In tester strain TA100 in the presence of S9-mix, the test item induced an up to 6.2-fold dose-related increase in the number of revertant colonies compared to the solvent control, respectively. The increases observed were above the laboratory historical control data range and more than two-fold the concurrent solvent control.

Based on the results of the dose-range finding test, the test item was tested in the first assay at a concentration range of 0.17 – 164 μg/plate and 1.7 – 512 μg/plate in absence and presence of S9-mix, respectively, in the tester strains TA1535, TA1537 and TA98. The test item did not precipitate on the plates at this dose level. Cytotoxicity, as evidenced by a reduction of the bacterial background lawn and/or the presence of microcolonies, was observed in all tester strains in the absence and presence of S9-mix, except in tester strain TA98 in presence of S9-mix.

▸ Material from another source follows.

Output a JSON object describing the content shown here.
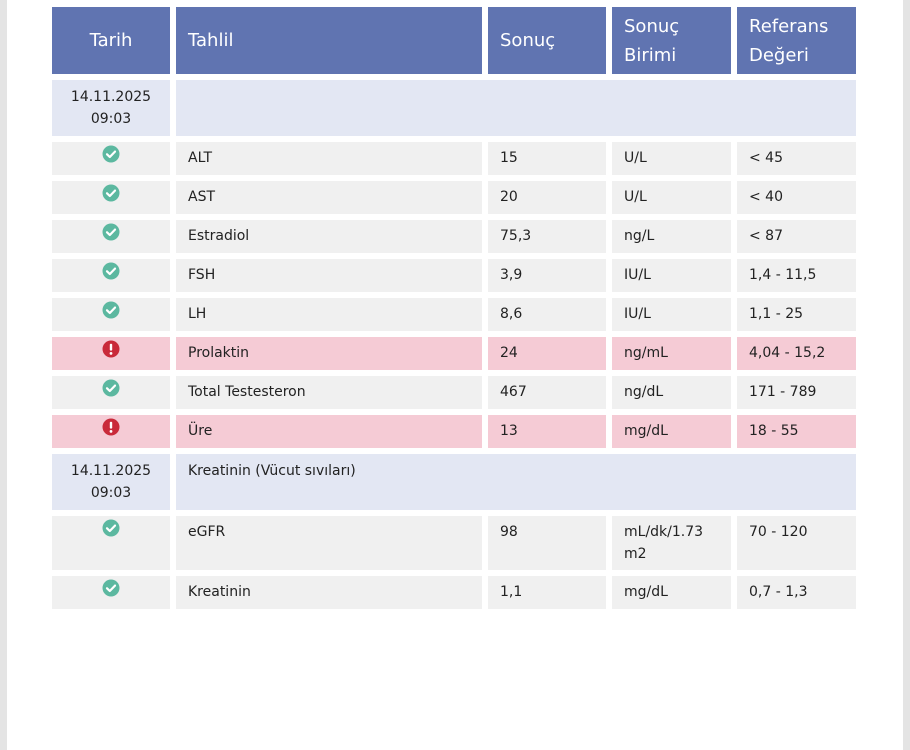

In tester strain TA1535, the test item induced up to 4.6- and 5.3-fold dose-related increase in the number of revertant colonies in the absence and presence of S9-mix, respectively. The increases observed were above the laboratory historical control data range and more than three-fold the concurrent solvent control.

In tester strain TA1537, the test item induced up to 3.5- and 3-fold dose-related increase in the number of revertant colonies in the absence and presence of S9-mix, respectively. The increases observed were three-fold or more of the concurrent solvent control but within the laboratory historical control data range.

In tester strain TA98, the test item induced up to 8.5- and 3.4-fold dose-related increase in the number of revertant colonies in the absence and presence of S9-mix, respectively. The increases observed were above the laboratory historical control data range and more than three-fold the concurrent solvent control.

In this study, acceptable responses were obtained for the negative and strain-specific positive control items indicating that the test conditions were adequate and that the metabolic activation system functioned properly. Except in tester strain TA100 in absence of S9-mix were no acceptable responses of the solvent control could be obtained.

 

In conclusion, based on the results of this study it is concluded that the test item is mutagenic in the Salmonella typhimurium reverse mutation assay and in the Escherichia coli reverse mutation assay.